Beyond merely pumping blood to the rest of the body, scientists have discovered that the heart may actually have a larger, more robust role in directing and aligning many systems in the human body so that they all function harmoniously.
A new discipline has emerged called neurocardiology, and it focuses on the nervous system within the heart (also referred to as the "brain" of the heart) and how the heart and the brain communicate with each other through the nervous system.
That the heart and the brain maintain a constant dialogue is significant.
It had been previously thought that the brain directed all the other biological mechanisms of the human body.
New evidence suggests that the brain is the object of control, rather than the controller.
In 2007 the eminent neuroscientist Dr.
Richard Davidson of Harvard University presented his research on how social and emotional learning changes the brain.
This and other discoveries tell us that the heart actually controls the brain, particularly in matters of intuition, creativity, spirituality and other "right-brain" modes of thinking.
Continuing research at the Institute of Heart Math (IHM) has discovered that the heart does communicate with the brain through four channels: 1.
Neurological communication through the nervous system 2.
Biophysical communication through pulse waves 3.
Biochemical communication via hormones 4.
Energetic communication through magnetic fields The heart sends instructions to the brain through each of these channels.
The mind then responds to these cues from the heart by transforming its state accordingly; it synchronizes with the heart's current state.
The interaction is nothing less than fascinating.
If the heart, for example, is in a negative emotional state, then it sends corresponding negative cues to the brain.
The brain processes these negative messages and directs the rest of the body accordingly.
That is why when you suffer from a negative emotion, the rest of your being seems to echo that negativity as well.
Another significant finding by the IHM is that coherence may even occur between two different people, when the magnetic field generated by one person's heart synchronizes with that of the other.
Perhaps this is what people truly mean when they say they feel "good vibes" around certain people, or "bad vibes" when they are around other people.

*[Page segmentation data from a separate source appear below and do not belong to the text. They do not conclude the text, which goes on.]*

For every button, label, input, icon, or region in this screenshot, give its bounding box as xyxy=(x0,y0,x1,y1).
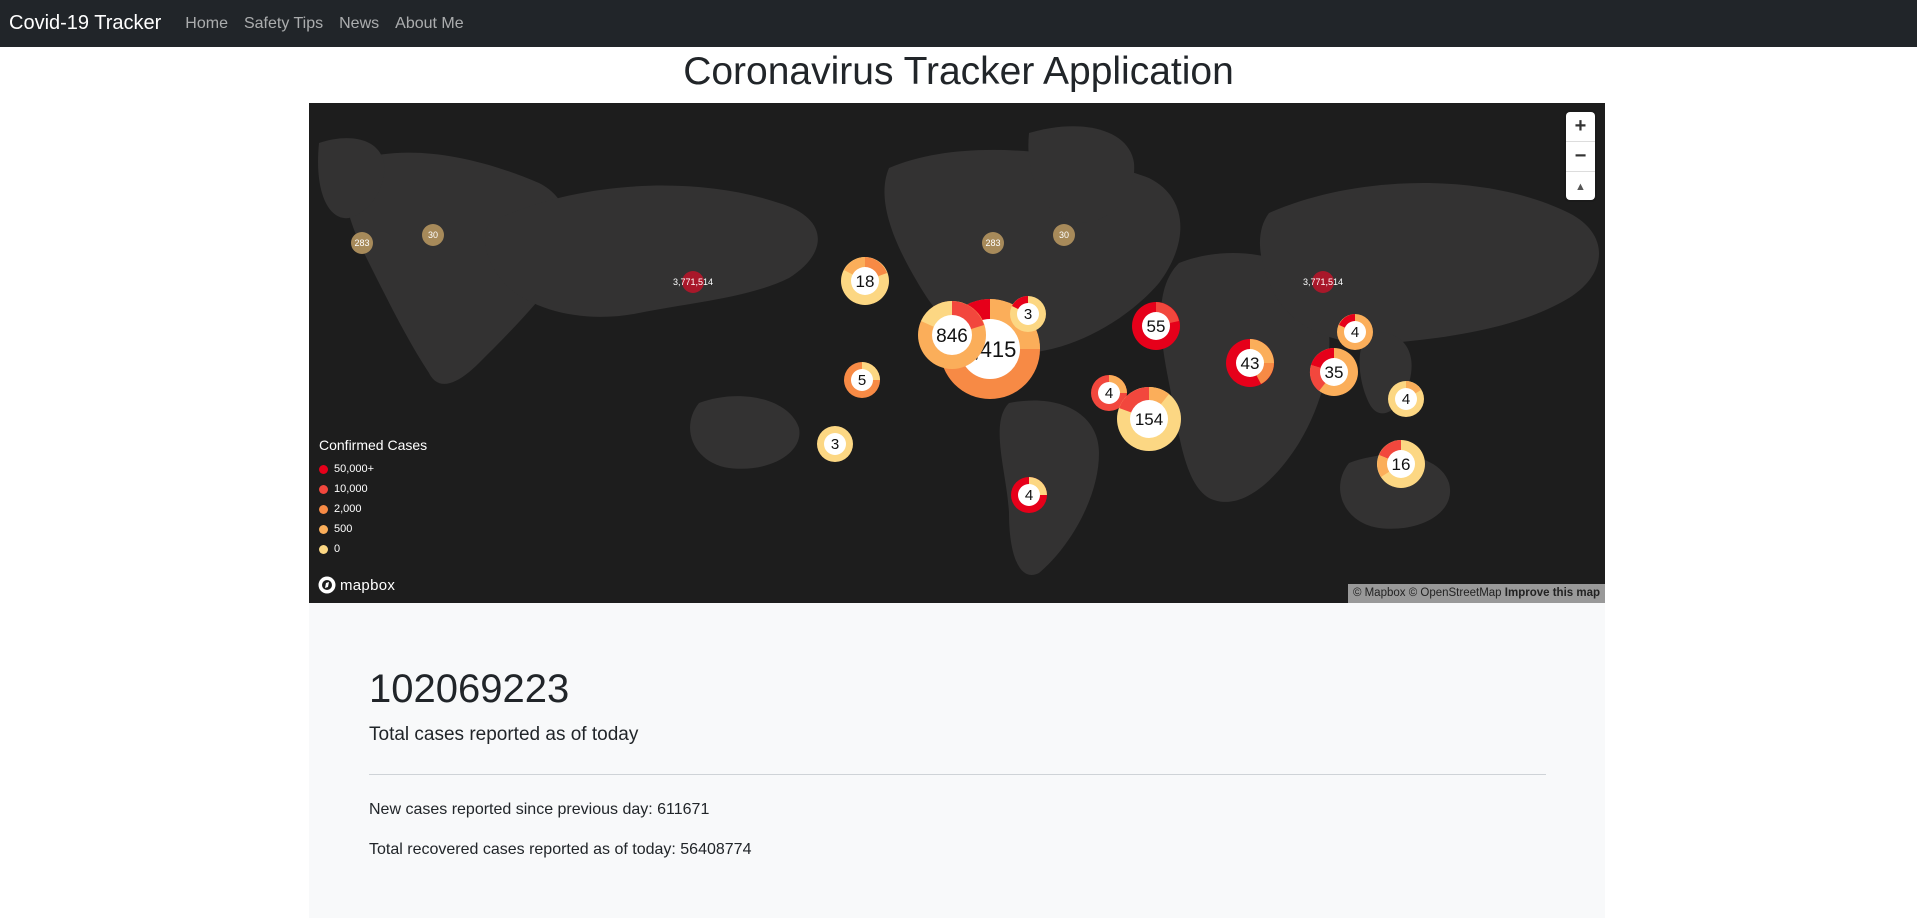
cluster-marker-55-label: 55 xyxy=(1147,317,1166,336)
cluster-marker-154-label: 154 xyxy=(1135,410,1163,429)
mapbox-logo-icon xyxy=(318,576,336,594)
nav-link-safety-tips[interactable]: Safety Tips xyxy=(244,15,323,33)
attribution-text[interactable]: © Mapbox © OpenStreetMap xyxy=(1353,587,1502,599)
cluster-marker-43-label: 43 xyxy=(1241,354,1260,373)
legend-dot-500 xyxy=(319,524,328,534)
legend-item-label: 50,000+ xyxy=(334,463,375,475)
new-cases-line: New cases reported since previous day: 6… xyxy=(369,801,710,818)
cluster-marker-154[interactable]: 154 xyxy=(1117,387,1181,451)
zoom-out-button[interactable]: − xyxy=(1566,142,1595,172)
legend-item: 500 xyxy=(319,519,427,539)
legend-title: Confirmed Cases xyxy=(319,437,428,453)
legend-item: 0 xyxy=(319,539,427,559)
cluster-marker-3-west-label: 3 xyxy=(831,436,839,453)
nav-link-home[interactable]: Home xyxy=(185,15,228,33)
mapbox-logo[interactable]: mapbox xyxy=(318,576,395,594)
cluster-marker-4-southeast[interactable]: 4 xyxy=(1388,381,1424,417)
world-map[interactable]: 283 30 283 30 3,771,514 3,771,514 18 ,41… xyxy=(309,103,1605,603)
legend-item-label: 0 xyxy=(334,543,341,555)
nav-link-news[interactable]: News xyxy=(339,15,379,33)
map-legend: Confirmed Cases 50,000+ 10,000 2,000 500… xyxy=(319,437,427,559)
nav-link-about-me[interactable]: About Me xyxy=(395,15,463,33)
small-marker-4-label: 30 xyxy=(1059,230,1069,240)
small-marker-3[interactable]: 283 xyxy=(982,232,1004,254)
legend-dot-2000 xyxy=(319,504,328,514)
legend-item-label: 2,000 xyxy=(334,503,362,515)
cluster-marker-18[interactable]: 18 xyxy=(841,257,889,305)
total-cases-number: 102069223 xyxy=(369,667,570,711)
improve-map-link[interactable]: Improve this map xyxy=(1505,587,1600,599)
stats-panel: 102069223 Total cases reported as of tod… xyxy=(309,603,1605,918)
cluster-marker-3-north-label: 3 xyxy=(1024,306,1032,323)
small-marker-2[interactable]: 30 xyxy=(422,224,444,246)
small-marker-5-label: 3,771,514 xyxy=(673,277,713,287)
map-attribution: © Mapbox © OpenStreetMap Improve this ma… xyxy=(1347,584,1605,603)
cluster-marker-35[interactable]: 35 xyxy=(1309,347,1358,396)
page-title: Coronavirus Tracker Application xyxy=(683,50,1234,93)
small-marker-1-label: 283 xyxy=(354,238,369,248)
cluster-marker-3-west[interactable]: 3 xyxy=(817,426,853,462)
legend-item-label: 10,000 xyxy=(334,483,368,495)
top-navbar: Covid-19 Tracker Home Safety Tips News A… xyxy=(0,0,1917,47)
cluster-marker-18-label: 18 xyxy=(856,272,875,291)
cluster-marker-16[interactable]: 16 xyxy=(1377,440,1425,488)
cluster-marker-846[interactable]: 846 xyxy=(918,301,986,369)
cluster-marker-16-label: 16 xyxy=(1392,455,1411,474)
cluster-marker-5[interactable]: 5 xyxy=(844,362,880,398)
recovered-cases-line: Total recovered cases reported as of tod… xyxy=(369,841,752,858)
cluster-marker-846-label: 846 xyxy=(936,326,968,347)
zoom-in-button[interactable]: + xyxy=(1566,112,1595,142)
legend-dot-10000 xyxy=(319,484,328,494)
mapbox-logo-text: mapbox xyxy=(340,576,396,594)
stats-divider xyxy=(369,774,1546,775)
legend-dot-0 xyxy=(319,544,328,554)
small-marker-1[interactable]: 283 xyxy=(351,232,373,254)
cluster-marker-4-southeast-label: 4 xyxy=(1402,391,1410,408)
cluster-marker-4-africa-label: 4 xyxy=(1105,385,1113,402)
cluster-marker-4-south-america[interactable]: 4 xyxy=(1011,477,1047,513)
world-map-basemap[interactable]: 283 30 283 30 3,771,514 3,771,514 18 ,41… xyxy=(309,103,1605,603)
cluster-marker-55[interactable]: 55 xyxy=(1132,302,1180,350)
legend-item: 10,000 xyxy=(319,479,427,499)
small-marker-6-label: 3,771,514 xyxy=(1303,277,1343,287)
compass-button[interactable]: ▲ xyxy=(1566,172,1595,201)
cluster-marker-43[interactable]: 43 xyxy=(1226,339,1274,387)
legend-item: 2,000 xyxy=(319,499,427,519)
small-marker-2-label: 30 xyxy=(428,230,438,240)
cluster-marker-4-south-america-label: 4 xyxy=(1025,487,1033,504)
legend-item: 50,000+ xyxy=(319,459,427,479)
legend-dot-50000 xyxy=(319,464,328,474)
total-cases-label: Total cases reported as of today xyxy=(369,724,639,745)
navbar-brand[interactable]: Covid-19 Tracker xyxy=(9,12,161,35)
small-marker-4[interactable]: 30 xyxy=(1053,224,1075,246)
cluster-marker-4-asia[interactable]: 4 xyxy=(1337,314,1373,350)
cluster-marker-35-label: 35 xyxy=(1325,363,1344,382)
small-marker-3-label: 283 xyxy=(985,238,1000,248)
map-zoom-controls: + − ▲ xyxy=(1566,112,1595,200)
cluster-marker-3-north[interactable]: 3 xyxy=(1010,296,1046,332)
legend-item-label: 500 xyxy=(334,523,353,535)
cluster-marker-4-asia-label: 4 xyxy=(1351,324,1359,341)
cluster-marker-5-label: 5 xyxy=(858,372,866,389)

The importance of these two new discoveries opens up infinite new possibilities in the growth of human consciousness and understanding.
If the heart can indeed influence the mind, then it would be possible to create positive opportunities for the individual simply by encouraging positive thoughts and emotions, and by keeping the heart in a positive or happy state.
This, in fact, is the mission of the IHM, which is dedicated to help people combat stress in order to induce desirable developments in their lives.
The second discovery -- that heart activity between two or more people can be synchronized -- means that happiness (or any emotional state, for that matter) can be communicated and shared with others, causing a contagious wave of shared thoughts and emotions.